I am beat, readers. In the last thirty-six hours, I have driven to Vermont and back. There is not too much to say about that trip. There is, perhaps, more to say about the trip that might have been, but it will have to wait until I'm a little more alert. In the interim, I have the end to my recent tales of customer service woe, along with some service-related pictures, which are even less safe for work than usual. Expect no cleverness.
Anyway, despite my thorough browbeating of the Circuit City computer sales staff, when EFU went back Saturday evening (luckily, her mother took her, so I did not have to go), the technicians told her that they had moved all of her music files to the new computer but that they had not yet been able to transfer the rest of her files and that she would have to return Monday. As you will recall, this would have been quite impossible given that she was planning to go to Vermont on Sunday.
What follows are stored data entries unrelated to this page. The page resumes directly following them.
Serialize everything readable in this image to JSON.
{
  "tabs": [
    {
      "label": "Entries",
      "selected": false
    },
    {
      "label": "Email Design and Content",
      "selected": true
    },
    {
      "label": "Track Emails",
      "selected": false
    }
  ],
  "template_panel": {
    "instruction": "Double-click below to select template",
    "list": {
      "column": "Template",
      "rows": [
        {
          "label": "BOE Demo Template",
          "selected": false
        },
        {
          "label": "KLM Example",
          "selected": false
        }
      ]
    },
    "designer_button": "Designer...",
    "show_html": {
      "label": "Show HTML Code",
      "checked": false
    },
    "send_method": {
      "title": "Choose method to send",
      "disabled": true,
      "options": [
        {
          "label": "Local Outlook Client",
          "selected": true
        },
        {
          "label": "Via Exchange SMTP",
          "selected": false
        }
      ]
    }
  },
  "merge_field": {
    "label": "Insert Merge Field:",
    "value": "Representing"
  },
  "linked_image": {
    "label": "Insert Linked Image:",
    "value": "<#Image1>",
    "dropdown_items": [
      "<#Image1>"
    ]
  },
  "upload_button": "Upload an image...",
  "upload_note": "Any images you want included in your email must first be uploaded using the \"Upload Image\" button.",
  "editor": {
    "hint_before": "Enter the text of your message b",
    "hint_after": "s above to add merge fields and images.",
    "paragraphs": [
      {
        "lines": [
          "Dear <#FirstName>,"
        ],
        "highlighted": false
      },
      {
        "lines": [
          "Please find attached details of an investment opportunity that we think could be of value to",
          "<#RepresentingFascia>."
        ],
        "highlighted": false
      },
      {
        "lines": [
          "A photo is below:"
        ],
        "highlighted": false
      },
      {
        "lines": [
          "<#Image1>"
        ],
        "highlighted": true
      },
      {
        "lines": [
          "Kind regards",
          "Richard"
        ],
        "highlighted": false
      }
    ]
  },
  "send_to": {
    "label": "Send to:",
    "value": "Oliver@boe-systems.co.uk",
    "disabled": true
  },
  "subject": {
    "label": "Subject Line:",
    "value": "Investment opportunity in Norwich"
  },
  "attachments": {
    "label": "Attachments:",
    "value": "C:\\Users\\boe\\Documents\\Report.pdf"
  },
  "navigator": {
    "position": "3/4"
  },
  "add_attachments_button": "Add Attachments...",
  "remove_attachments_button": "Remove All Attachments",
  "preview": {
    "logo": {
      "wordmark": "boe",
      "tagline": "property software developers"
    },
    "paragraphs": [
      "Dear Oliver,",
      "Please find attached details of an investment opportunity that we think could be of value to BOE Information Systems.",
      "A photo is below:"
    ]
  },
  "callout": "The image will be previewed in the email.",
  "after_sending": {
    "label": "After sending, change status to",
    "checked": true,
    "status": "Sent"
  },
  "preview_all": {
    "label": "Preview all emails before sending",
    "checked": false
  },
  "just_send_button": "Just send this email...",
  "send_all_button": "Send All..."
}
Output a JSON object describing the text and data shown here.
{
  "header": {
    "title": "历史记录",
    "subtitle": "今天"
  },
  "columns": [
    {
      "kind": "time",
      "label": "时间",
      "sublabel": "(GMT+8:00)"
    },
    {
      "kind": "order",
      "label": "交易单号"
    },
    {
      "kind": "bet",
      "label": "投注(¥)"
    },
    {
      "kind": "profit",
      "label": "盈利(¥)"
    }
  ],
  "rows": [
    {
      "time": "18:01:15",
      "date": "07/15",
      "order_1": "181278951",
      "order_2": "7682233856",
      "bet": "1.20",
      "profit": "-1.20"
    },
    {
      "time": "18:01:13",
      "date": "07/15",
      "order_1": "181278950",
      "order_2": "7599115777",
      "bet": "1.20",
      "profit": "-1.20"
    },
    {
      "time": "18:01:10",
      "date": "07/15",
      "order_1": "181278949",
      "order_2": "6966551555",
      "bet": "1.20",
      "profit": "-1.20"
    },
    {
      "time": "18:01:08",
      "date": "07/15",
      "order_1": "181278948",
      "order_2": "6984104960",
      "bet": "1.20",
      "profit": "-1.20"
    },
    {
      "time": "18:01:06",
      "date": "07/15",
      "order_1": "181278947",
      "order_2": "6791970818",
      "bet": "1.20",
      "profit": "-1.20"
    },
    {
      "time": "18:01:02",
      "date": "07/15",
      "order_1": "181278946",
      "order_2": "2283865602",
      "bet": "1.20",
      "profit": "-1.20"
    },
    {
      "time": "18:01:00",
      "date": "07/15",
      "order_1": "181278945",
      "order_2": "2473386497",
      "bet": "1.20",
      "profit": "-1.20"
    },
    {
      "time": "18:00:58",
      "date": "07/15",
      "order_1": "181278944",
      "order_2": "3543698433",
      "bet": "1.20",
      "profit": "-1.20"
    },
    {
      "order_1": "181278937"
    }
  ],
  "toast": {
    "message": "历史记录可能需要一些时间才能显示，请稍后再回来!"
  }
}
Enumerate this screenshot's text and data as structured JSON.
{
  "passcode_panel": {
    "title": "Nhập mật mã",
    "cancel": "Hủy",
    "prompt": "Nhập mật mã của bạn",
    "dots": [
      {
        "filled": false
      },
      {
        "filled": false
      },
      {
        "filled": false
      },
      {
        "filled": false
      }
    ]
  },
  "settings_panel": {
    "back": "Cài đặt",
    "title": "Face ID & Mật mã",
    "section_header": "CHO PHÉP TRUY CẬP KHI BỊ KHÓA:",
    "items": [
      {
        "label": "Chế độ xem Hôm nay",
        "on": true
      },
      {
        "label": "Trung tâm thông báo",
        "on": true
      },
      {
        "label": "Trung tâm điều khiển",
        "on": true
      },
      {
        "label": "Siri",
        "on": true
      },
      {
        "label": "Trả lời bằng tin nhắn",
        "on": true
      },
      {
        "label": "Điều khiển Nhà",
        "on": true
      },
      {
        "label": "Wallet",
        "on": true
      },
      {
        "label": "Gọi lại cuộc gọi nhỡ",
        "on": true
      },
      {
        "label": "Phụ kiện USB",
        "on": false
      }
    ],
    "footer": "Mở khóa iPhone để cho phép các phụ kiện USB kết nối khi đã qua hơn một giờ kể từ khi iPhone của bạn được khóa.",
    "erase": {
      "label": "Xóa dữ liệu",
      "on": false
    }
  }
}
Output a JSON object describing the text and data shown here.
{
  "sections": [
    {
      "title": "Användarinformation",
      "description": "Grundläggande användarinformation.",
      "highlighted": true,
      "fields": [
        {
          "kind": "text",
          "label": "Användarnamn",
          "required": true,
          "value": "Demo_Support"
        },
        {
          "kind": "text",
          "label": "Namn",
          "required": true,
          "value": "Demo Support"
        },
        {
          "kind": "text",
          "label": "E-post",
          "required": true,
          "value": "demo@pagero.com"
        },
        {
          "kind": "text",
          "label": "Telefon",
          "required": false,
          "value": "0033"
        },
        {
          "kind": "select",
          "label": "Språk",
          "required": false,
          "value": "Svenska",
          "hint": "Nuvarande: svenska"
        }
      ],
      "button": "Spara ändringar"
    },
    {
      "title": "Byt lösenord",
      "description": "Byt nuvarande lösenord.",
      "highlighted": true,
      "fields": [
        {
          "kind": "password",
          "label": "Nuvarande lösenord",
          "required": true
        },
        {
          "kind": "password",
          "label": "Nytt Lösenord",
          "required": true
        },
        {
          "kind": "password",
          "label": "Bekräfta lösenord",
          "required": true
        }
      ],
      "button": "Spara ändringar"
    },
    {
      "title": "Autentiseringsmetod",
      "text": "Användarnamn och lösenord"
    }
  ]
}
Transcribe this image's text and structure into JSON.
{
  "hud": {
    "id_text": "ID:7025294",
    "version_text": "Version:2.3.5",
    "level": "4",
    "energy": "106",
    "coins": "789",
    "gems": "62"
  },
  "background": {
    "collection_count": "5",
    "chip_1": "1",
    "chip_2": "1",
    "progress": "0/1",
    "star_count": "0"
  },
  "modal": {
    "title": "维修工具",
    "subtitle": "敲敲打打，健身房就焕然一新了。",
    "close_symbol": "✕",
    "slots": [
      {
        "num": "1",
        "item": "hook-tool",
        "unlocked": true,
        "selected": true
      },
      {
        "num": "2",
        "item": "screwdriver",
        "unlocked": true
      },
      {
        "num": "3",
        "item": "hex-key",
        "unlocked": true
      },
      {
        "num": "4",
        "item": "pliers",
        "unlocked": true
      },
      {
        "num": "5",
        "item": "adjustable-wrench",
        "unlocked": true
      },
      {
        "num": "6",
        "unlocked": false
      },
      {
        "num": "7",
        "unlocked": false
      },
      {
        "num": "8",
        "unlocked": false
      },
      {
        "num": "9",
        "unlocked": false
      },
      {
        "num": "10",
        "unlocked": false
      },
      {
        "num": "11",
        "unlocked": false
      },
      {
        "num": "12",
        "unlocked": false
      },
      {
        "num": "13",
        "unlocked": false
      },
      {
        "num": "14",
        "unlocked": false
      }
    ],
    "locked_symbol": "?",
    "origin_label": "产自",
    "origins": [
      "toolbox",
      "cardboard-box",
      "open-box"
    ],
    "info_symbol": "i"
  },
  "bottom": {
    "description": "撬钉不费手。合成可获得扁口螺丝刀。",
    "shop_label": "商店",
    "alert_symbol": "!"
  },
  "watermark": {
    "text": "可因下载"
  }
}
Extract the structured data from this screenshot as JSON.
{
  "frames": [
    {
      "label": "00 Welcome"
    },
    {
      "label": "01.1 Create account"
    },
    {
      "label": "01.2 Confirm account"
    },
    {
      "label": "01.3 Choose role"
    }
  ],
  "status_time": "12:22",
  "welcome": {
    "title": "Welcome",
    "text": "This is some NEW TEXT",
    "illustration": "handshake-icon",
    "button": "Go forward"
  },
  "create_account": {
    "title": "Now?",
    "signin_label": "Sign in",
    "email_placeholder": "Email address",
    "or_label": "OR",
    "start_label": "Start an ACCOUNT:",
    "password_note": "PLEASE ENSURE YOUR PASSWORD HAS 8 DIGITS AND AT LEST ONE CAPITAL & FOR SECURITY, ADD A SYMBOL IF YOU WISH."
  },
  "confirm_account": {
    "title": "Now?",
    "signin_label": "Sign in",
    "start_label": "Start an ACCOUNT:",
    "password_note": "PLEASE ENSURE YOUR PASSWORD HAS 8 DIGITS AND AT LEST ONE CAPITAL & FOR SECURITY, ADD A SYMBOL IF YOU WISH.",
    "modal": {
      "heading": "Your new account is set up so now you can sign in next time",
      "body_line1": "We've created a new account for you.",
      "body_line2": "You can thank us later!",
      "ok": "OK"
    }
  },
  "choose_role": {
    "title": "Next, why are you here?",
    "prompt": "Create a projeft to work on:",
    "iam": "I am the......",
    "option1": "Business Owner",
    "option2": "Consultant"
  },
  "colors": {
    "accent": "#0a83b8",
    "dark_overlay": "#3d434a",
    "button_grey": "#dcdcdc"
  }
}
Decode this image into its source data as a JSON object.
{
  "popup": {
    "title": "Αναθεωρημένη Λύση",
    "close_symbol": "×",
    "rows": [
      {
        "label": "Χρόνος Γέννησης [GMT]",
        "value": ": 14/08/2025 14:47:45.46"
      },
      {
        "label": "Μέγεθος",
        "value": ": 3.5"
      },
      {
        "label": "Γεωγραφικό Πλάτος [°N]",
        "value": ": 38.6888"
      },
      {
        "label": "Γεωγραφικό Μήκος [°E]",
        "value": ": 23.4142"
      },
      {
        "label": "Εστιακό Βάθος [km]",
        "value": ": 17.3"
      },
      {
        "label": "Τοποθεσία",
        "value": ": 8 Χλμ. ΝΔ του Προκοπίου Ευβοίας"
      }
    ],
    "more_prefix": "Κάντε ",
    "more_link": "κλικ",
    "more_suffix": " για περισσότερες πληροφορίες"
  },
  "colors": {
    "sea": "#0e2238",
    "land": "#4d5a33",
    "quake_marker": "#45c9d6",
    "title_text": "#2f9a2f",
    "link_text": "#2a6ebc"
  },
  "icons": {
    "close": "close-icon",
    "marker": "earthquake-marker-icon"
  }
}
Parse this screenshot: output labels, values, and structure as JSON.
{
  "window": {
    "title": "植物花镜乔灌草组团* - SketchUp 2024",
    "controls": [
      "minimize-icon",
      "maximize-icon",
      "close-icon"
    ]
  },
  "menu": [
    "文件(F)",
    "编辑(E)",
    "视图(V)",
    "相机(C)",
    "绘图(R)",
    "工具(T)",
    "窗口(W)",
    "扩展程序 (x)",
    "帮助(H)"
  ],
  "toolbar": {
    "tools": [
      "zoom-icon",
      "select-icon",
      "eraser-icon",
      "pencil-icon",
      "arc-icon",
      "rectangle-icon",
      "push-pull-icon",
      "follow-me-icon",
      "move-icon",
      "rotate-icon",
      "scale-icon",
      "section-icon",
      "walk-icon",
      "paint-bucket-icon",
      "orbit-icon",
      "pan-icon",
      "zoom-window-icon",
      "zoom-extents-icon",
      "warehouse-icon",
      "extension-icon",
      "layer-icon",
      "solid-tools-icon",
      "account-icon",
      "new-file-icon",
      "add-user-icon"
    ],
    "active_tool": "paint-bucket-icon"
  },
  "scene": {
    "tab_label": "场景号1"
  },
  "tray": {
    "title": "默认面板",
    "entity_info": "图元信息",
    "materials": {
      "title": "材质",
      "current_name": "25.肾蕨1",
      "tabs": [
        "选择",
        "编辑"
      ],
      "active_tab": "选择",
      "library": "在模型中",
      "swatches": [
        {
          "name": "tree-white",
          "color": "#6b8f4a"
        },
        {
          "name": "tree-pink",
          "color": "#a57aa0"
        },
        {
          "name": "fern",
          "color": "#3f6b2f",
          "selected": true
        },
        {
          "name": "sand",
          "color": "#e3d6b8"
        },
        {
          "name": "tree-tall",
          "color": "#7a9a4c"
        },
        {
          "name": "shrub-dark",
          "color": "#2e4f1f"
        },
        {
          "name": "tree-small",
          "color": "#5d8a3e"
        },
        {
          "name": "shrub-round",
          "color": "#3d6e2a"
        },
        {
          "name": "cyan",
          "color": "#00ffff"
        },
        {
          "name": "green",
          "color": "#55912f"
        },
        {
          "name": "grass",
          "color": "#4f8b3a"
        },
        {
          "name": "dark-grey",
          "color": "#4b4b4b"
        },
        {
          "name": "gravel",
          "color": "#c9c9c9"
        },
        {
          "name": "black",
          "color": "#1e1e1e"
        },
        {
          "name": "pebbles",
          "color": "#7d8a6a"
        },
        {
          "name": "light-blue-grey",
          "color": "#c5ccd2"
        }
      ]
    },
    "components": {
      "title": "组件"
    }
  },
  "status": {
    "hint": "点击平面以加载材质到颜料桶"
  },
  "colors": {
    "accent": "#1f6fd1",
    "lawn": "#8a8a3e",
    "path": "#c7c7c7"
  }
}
EFU told the store management that the situation was not acceptable and insisted on taking both her new and old computers back to her mother's so that she could transfer the files themselves. The store objected, but she held firm. (According to EFU, she did this all herself, but I have to wonder. I can be pretty frightening to service personnel when they've given me sustained abuse, but her mother is frightening from the get go. Still, EFU was entirely fed up, so she may have managed without assistance.) She left with both computers.
Sadly, but perhaps unsurprisingly, EFU was on the way back to her mother's when the store called to let her know that they'd given her back the wrong old computer. So back she went to Circuit City to get the right computer and to complain further and ask for additional compensation. They gave her a $25 gift card, with which she bought a case for her iPod.
EFU spent the next two hours transferring files. As it happened, the technicians had transferred less than a third of her music files. She and YFU finally arrived, with all of EFU's college stuff, at our house at 11pm. I did not see how everything would fit in the car, but she promised to repack it all, so I went to bed before midnight, and at 9 the next morning, we were underway, fully packed and with both a computer and an iPod that had all the files they ought. All's well that ends well, I suppose, but none of us will ever buy anything from Circuit City again.
1 comment:
That EFU sounds like a sharp, organized and determined young woman, a force to be reckoned with.
Circuit City sounds like Land of the Dolts.
Your taste in thoroughly scabrous pictures remains exquisite.